Ramsey’s Reset test against a quadratic form was used to test for mis-specification error in the ECMs, with the results presented in Table A4. At both the 1% and 5% levels, the null hypothesis of mis-specification can be rejected for all the models. However, mis-specification cannot be rejected at the 10% level for the parsimonious ECM (B).
| Based on ECM in table 3 | Based on ECM in table 4 | |||
|---|---|---|---|---|
| Initial | Parsimonious | Initial | Parsimonious | |
| F-statistic | 1.430 | 1.953 | 1.411 | 2.595^ |
| p-value | 0.263 | 0.157 | 0.270 | 0.090 |
Note: Estimated based on 2 fitted values.
^ Cannot reject null hypothesis that model is mis-specified at the 10% level.
The Chow test was used to look for evidence of structural breaks over the estimated period of the models. Due to insufficient observations, the Chow test could not be applied to the initial ECMs. Based on the residual plot in Figures 1 and 2, the most likely point for a structural break in the parsimonious ECMs could be in 1998, the period where the models consistently under-estimated the actuals. Table A5 below presents the F-statistics from the Chow test for each quarter of 1998. The null hypothesis of no structural break cannot be rejected over the entire 1998 period. For completeness, the Chow test was carried out over every quarter of 1996 and 1997 (not reported). In all cases, there was no evidence of a structural break.

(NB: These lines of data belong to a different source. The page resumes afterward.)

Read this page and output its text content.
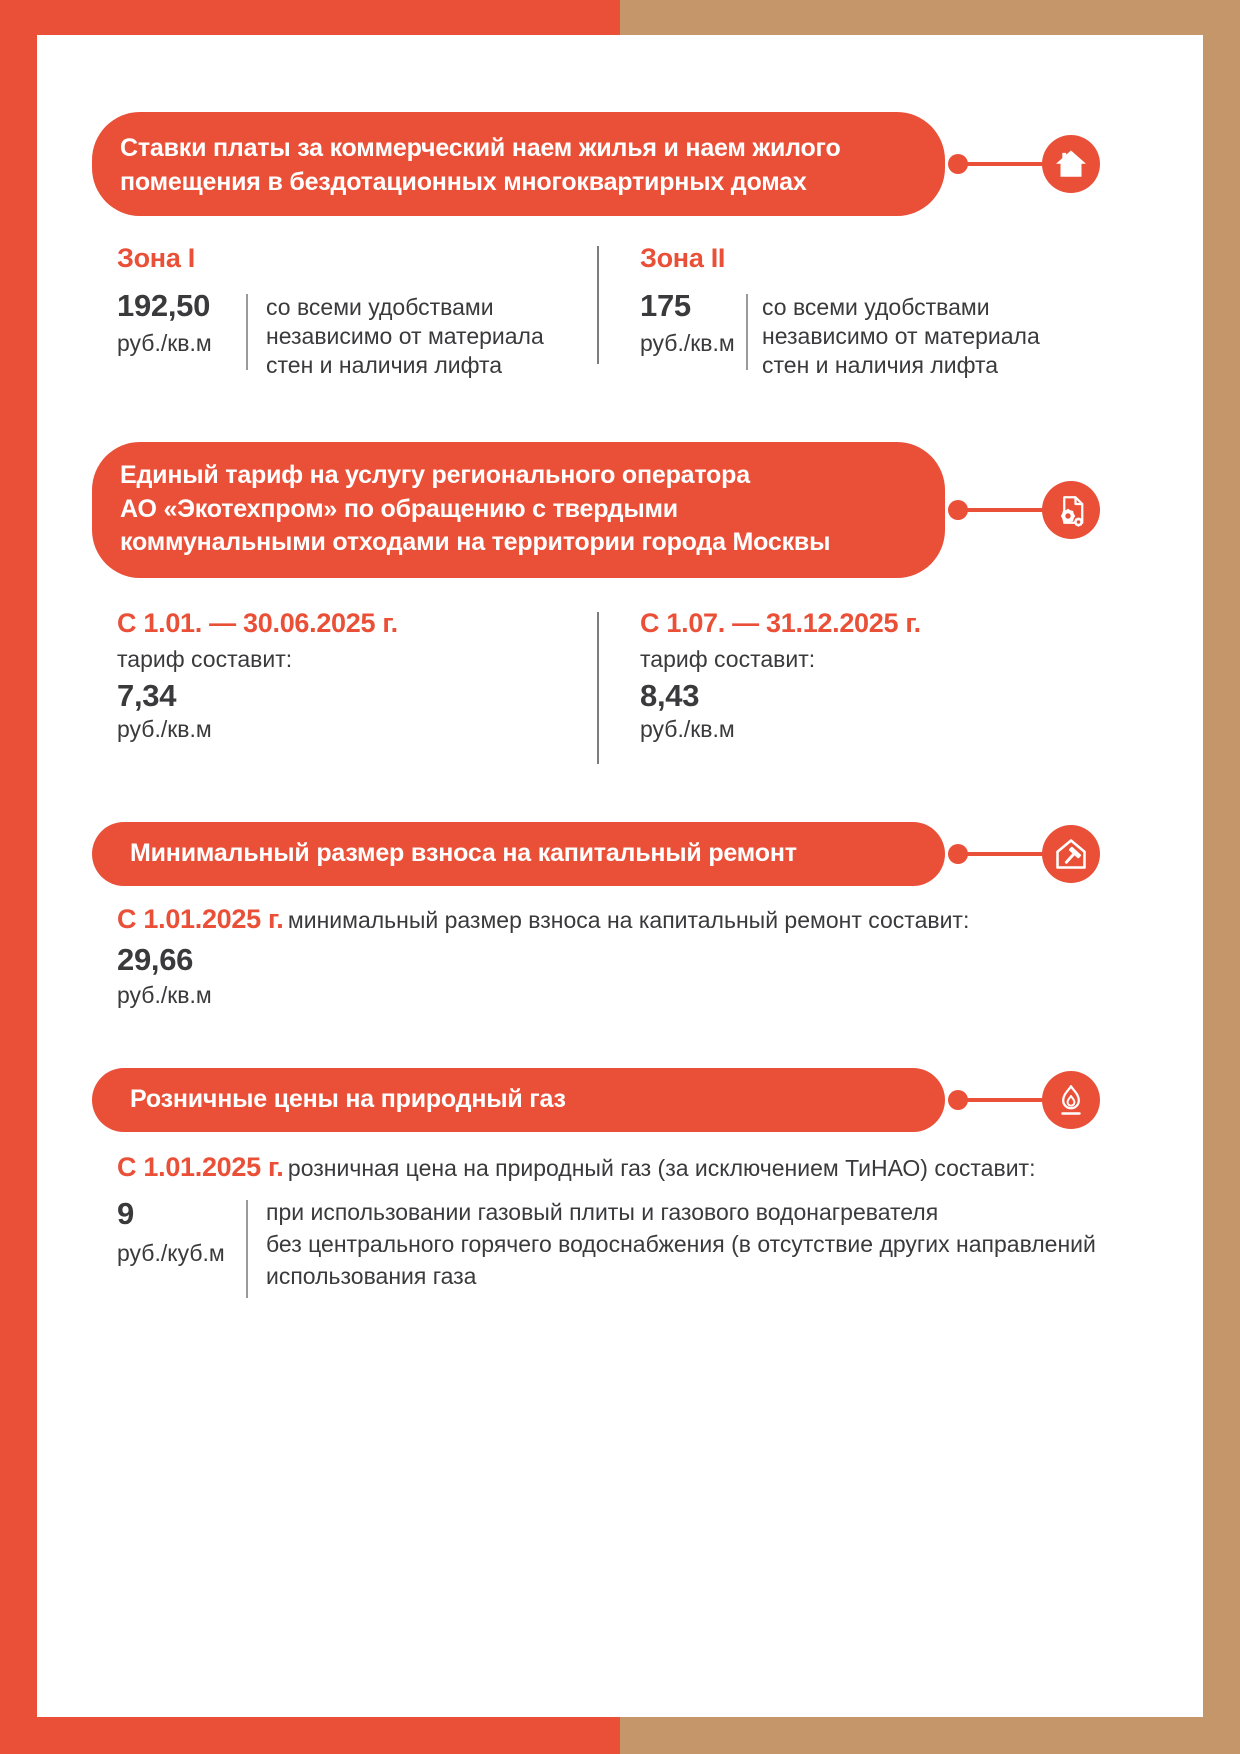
Ставки платы за коммерческий наем жилья и наем жилого
помещения в бездотационных многоквартирных домах
Зона I	Зона II
192,50
руб./кв.м
со всеми удобствами
независимо от материала
стен и наличия лифта
175
руб./кв.м
со всеми удобствами
независимо от материала
стен и наличия лифта
Единый тариф на услугу регионального оператора
АО «Экотехпром» по обращению с твердыми
коммунальными отходами на территории города Москвы
С 1.01. — 30.06.2025 г.
тариф составит:
7,34
руб./кв.м
С 1.07. — 31.12.2025 г.
тариф составит:
8,43
руб./кв.м
Минимальный размер взноса на капитальный ремонт
С 1.01.2025 г. минимальный размер взноса на капитальный ремонт составит:
29,66
руб./кв.м
Розничные цены на природный газ
С 1.01.2025 г. розничная цена на природный газ (за исключением ТиНАО) составит:
9
руб./куб.м
при использовании газовый плиты и газового водонагревателя
без центрального горячего водоснабжения (в отсутствие других направлений
использования газа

| Based on ECM in table 3 | Based on ECM in table 4 | |||
|---|---|---|---|---|
| Initial | Parsimonious | Initial | Parsimonious | |
| 1998:1 | n/a | 1.096 | n/a | 1.425 |
| 1998:2 | n/a | 1.387 | n/a | 1.494 |
| 1998:3 | n/a | 1.041 | n/a | 1.218 |
| 1998:4 | n/a | 0.568 | n/a | 0.922 |
Note: Reported values above are F-statistics. The initial equations have insufficient observations to carry out the Chow test.
To test for the presence of serial correlation, the Breush-Godfrey Lagrange multiplier test was used, with the F-statistics from the test reported in Table A6 below. The null hypothesis is that there is no serial correlation in the residuals. The result of the Breush-Godfrey test suggests that serial correlation is not present up to order four.
| Based on ECM in table 3 | Based on ECM in table 4 | |||
|---|---|---|---|---|
| Initial | Parsimonious | Initial | Parsimonious | |
| 1 lag | 0.154 | 0.038 | 0.352 | 0.014 |
| 2 lags | 0.144 | 0.473 | 0.085 | 0.758 |
| 3 lags | 0.212 | 0.317 | 0.092 | 0.557 |
| 4 lags | 0.426 | 0.259 | 0.181 | 0.492 |
Note: Reported values above are F-statistics.